Why anyone would want to save the failed Managed Investment Scheme companies, Timbercorp and Great Southern is beyond comprehension after reading the second creditors report for Timbercorp from administrations, KordaMentha.

Timbercorp is broke, so broke that there’s no point in saving it; every part of the business is insolvent and if money can’t be found to keep head office open then the company will be shut down.

It needs the best part of half a billion dollars over the next year to keep going, its most important asset, around $750 million of intercompany receivables is all but worthless; all 40 companies in the group are insolvent.

If KordaMentha can’t find up to $1.2 million-a-month to keep head office going and all the IT and computerised records of the group updated, the company will have to close completely. If that happens, the records and other information won’t be updated.

The Timbercorp figures are very bad news for the bigger failure in Great Southern. Its assets will soon appear on the market and together with Timbercorp they will drive down values the liquidators can get for the assets of either, and will depress market values in the timber, and horticulture sectors for months to come.

The KordaMentha report discloses no apparent breaches by the company, such as trading while in solvent or other breaches by the board and management. It sees the credit crunch, drought, recession and falling prices and demand for timber products, especially woodchips in Japan, and rising arrears from investors, as the main reasons for the collapse.
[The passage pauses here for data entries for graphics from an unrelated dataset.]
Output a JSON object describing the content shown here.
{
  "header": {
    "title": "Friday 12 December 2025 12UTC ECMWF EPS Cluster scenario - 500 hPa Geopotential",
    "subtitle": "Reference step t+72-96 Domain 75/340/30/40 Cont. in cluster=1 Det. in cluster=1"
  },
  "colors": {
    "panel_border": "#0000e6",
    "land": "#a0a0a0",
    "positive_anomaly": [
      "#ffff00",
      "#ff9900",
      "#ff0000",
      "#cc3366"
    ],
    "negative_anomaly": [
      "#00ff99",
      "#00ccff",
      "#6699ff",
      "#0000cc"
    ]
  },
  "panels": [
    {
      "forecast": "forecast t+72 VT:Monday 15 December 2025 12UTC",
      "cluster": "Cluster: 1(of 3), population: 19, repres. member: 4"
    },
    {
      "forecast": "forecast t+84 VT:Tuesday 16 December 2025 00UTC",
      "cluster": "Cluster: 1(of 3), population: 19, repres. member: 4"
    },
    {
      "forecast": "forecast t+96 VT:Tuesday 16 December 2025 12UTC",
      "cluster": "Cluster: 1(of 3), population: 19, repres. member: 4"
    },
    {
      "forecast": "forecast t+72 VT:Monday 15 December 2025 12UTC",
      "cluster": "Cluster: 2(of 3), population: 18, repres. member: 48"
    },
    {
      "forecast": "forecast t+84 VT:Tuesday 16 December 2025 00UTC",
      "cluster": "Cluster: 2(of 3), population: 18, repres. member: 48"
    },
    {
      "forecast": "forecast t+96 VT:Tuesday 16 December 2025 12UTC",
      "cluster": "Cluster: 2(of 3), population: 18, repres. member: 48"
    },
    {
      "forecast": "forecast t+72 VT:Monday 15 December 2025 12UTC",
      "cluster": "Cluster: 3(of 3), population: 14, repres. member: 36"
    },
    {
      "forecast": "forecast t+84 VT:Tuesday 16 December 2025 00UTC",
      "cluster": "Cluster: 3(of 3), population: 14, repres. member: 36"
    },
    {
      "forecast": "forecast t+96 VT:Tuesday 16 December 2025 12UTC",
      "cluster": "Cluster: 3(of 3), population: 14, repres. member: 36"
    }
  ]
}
“It is our opinion that it would be in creditors’ interests for each company within the group to be wound up,” KordaMentha said. “No DOCA (deed of company arrangement) has been proposed, and it is not in creditors’ interests to bring the administrations to an end.” (A dead of company arrangement is a way of reorganising the company’s affairs so as to give it a chance of trading out of its present position).

KordaMentha said the companies in the Timbercorp group are insolvent. They detailed how the company needs a total of $252.5 million in the 2010 financial year to pay for plantation maintenance, lease rentals, land and equipment and capital expenditure for the company’s almond plantations alone.

A further $135 million would be needed for the same reasons for the company’s mango, avocado, table grapes and olives ($66 million for this group alone). Close to $39 million would be needed at a minimum to keep the company’s forestry plantations in operation for the 2010 year.

Head office has all the information on the various schemes, investors and corporate details of the businesses. If it was to close, the whole group would shut down, the administrators said.